12 Eylül 2010

Horoz İbiği denen güzellik

Haziran sonlarına dogru, geçen sene trt'de seyrettigimiz bir belgeselde not aldıgımız üzere Bursa'nın Cumalıkızık köyüne günübirlik bir gezi gerçekleştirmistik. Belgeselde her sene Haziran ayında sözkonusu köyde ahududu şenliği yapıldığı anlaıtlıyordu. Elbette insan sadece Ahududu yemek için 2 saat yol yapmaz (bilmem yapar mı yoksa?) belgesel köyün koruma altına alınmış (ve nerdeyse hiç bozulmamış) geleneksel Osmanlı köyü yapısını da öve öve bitiremiyordu.

Çok güzel bir gün geçirdik biz orada. Yeri gelmişken bir gün yolunuz Cumalıkızık'a düşerse elbette ahududu reçeli de alın, alın ama sadece tadımlık alın. Annem reçel konusunda son derece amatör olmasına rağmen annemin oradan alıdığı taze ahududularla yaptığı reçel hala misler gibi ama katkısız oldugu iddia edilerek bize satılan reçeller bir süre sonra renk degiştirip dondular.

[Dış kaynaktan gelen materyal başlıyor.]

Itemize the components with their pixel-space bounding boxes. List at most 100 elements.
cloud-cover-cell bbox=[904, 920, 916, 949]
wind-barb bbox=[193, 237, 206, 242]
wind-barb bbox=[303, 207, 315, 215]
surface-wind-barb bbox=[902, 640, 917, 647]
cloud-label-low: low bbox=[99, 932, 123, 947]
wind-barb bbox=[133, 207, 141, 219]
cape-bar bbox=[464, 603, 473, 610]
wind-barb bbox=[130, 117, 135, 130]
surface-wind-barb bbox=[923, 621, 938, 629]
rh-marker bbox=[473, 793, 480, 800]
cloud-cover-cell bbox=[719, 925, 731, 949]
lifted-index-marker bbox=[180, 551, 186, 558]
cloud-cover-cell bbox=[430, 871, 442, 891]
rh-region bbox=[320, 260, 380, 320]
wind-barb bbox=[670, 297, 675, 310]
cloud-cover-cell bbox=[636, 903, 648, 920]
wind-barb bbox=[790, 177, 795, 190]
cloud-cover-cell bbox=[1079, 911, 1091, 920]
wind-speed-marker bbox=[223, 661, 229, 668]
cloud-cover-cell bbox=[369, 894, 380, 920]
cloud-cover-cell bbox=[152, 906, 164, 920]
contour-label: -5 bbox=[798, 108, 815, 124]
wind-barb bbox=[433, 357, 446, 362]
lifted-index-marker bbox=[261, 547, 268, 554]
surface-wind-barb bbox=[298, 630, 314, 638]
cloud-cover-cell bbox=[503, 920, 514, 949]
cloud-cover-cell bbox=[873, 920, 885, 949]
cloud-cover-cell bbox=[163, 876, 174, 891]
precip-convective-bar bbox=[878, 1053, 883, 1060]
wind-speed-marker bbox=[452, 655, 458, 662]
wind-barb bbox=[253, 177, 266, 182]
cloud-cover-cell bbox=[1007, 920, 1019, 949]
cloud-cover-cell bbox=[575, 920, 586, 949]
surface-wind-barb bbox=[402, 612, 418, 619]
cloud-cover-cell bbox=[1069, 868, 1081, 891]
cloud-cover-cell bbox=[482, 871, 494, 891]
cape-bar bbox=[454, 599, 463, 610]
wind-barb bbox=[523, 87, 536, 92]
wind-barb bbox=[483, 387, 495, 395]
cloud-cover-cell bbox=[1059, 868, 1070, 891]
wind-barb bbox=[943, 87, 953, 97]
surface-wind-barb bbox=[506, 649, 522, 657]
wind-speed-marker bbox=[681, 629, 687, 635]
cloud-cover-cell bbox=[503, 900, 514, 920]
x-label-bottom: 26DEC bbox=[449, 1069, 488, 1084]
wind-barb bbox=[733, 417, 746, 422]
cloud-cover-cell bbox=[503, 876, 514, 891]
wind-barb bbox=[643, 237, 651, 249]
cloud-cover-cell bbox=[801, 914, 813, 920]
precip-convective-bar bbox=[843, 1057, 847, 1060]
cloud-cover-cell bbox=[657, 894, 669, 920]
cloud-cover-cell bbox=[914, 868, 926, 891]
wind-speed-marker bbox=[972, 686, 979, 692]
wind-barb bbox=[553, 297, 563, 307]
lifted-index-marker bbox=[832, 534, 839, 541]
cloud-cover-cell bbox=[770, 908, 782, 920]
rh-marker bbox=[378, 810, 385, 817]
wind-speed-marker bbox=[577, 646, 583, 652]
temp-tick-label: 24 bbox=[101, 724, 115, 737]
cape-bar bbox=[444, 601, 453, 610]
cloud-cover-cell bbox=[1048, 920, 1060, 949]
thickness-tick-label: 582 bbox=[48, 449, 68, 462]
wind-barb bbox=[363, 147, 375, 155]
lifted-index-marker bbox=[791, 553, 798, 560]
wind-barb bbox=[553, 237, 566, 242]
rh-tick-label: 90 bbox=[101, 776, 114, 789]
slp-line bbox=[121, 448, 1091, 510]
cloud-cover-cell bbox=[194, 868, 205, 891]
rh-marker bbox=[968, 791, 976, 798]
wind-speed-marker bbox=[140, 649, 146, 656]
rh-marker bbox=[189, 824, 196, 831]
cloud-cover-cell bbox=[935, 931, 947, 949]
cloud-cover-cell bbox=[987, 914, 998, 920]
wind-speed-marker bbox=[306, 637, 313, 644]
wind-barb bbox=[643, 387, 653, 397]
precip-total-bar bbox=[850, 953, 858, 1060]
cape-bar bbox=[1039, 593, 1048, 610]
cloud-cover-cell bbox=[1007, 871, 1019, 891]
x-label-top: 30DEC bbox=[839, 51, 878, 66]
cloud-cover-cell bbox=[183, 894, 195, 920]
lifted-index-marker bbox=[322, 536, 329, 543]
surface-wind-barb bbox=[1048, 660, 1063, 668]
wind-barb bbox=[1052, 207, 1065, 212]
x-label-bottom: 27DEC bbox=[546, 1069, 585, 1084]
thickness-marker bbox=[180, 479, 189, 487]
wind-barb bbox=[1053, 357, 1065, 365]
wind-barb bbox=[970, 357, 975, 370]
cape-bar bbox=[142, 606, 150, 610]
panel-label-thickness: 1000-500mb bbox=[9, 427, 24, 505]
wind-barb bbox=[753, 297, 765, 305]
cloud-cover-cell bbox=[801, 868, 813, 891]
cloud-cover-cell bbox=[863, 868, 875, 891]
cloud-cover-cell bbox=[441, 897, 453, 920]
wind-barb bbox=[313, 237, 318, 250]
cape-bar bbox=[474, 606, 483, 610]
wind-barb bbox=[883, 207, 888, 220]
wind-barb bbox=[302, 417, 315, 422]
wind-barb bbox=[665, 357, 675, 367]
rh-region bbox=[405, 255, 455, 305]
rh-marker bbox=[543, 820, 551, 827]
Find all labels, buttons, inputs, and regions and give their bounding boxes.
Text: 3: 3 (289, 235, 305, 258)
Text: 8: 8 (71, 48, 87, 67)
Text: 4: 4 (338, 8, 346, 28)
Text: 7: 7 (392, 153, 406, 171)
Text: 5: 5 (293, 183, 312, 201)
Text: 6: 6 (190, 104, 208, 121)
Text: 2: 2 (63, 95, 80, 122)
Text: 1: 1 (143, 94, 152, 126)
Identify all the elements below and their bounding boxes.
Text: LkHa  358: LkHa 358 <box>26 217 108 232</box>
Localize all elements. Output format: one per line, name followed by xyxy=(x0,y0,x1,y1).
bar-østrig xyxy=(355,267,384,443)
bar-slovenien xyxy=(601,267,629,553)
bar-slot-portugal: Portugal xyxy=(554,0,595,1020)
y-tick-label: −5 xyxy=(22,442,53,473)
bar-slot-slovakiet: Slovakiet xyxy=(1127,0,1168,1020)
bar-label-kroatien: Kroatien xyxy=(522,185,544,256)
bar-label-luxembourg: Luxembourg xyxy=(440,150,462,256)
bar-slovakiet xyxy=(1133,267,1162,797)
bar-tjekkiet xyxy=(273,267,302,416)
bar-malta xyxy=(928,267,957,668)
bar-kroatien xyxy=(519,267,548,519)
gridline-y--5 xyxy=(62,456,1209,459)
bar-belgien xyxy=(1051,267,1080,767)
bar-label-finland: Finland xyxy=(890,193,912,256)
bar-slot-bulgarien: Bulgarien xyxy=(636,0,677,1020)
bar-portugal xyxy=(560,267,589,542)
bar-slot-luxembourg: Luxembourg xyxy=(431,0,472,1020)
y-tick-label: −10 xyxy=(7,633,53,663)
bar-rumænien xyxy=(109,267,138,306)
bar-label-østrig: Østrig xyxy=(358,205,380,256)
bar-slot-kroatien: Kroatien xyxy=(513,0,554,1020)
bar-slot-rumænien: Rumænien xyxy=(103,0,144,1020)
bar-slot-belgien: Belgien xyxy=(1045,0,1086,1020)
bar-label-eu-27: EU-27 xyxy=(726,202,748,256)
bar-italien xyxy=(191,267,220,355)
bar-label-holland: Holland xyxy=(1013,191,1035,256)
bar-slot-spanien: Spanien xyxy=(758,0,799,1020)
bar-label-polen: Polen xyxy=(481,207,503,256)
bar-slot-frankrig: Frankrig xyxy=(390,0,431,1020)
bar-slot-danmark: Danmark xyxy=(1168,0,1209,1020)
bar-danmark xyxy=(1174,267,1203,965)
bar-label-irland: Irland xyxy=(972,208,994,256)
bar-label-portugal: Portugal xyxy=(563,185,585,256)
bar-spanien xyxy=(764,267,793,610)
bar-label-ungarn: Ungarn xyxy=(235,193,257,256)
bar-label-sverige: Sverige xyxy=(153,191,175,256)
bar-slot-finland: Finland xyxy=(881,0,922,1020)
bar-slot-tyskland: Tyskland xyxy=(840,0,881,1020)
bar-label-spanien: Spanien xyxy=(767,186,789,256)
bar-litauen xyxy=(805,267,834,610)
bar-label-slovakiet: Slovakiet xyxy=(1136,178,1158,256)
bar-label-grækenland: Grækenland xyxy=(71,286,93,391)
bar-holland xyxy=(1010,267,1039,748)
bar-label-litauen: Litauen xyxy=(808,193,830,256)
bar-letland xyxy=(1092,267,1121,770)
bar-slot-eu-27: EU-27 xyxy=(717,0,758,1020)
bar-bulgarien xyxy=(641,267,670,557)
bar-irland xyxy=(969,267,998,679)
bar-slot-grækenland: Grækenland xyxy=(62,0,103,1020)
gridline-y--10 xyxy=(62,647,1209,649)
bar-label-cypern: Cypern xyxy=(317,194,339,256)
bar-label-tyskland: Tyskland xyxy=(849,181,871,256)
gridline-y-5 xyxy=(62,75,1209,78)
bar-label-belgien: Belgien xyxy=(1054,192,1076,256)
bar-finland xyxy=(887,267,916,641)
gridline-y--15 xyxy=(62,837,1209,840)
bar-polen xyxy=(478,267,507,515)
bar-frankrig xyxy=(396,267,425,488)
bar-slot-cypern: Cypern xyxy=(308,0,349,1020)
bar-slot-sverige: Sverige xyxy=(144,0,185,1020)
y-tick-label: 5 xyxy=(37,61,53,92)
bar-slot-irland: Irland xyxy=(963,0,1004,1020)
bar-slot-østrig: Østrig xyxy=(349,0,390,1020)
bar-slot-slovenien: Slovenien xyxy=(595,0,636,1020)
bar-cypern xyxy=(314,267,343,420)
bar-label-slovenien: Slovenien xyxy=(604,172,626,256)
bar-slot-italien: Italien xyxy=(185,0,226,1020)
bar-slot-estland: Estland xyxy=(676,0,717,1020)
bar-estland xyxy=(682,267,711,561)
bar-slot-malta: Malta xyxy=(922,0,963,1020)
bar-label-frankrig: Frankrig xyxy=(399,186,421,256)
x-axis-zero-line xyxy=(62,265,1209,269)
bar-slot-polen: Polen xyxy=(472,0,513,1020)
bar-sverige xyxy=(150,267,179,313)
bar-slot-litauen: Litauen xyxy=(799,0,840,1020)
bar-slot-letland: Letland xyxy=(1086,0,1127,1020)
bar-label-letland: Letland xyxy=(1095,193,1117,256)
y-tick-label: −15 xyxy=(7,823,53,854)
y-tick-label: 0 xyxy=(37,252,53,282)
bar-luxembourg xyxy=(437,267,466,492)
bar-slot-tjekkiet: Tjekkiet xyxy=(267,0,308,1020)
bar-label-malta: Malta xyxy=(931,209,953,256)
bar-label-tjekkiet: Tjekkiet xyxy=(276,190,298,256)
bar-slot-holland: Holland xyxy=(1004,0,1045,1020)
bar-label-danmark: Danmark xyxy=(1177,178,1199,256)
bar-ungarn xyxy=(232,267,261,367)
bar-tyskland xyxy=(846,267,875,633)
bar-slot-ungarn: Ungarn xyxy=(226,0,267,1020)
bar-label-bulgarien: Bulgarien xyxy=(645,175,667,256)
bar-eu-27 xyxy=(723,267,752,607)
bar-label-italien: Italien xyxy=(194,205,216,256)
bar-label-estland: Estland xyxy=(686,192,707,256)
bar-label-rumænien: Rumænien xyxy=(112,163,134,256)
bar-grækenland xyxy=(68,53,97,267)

Bu anlamda bizi kandıran köylüleri kınıyoruz.

Öte yandan bahçesinde muhteşem bir kahvaltı etme şansı yakaladığımız teyzenin bize hediye ettiği horoz ibiği çiçekleri için minnettarız.

Teyze anneme el kadar bir kaç fide verdi, verirken de dedi ki bak bunu bahçene dik, gelen giden soracak sana bu ne, ben de isterim diye.

Annem biz çocukken buna kadife çiçeği derdik diyor. Adı her ne olursa olsun bir kaç hafta içinde nerdeyse 1 metreye varan çiçekler renkleri ve ihtiaşmları ile bizi büyülediler.

2 gün evvel annem 4 geniş saksı aldı. Aynı o teyze gibi gelecek seneye doğanın hediyelerini çoğaltacakmış.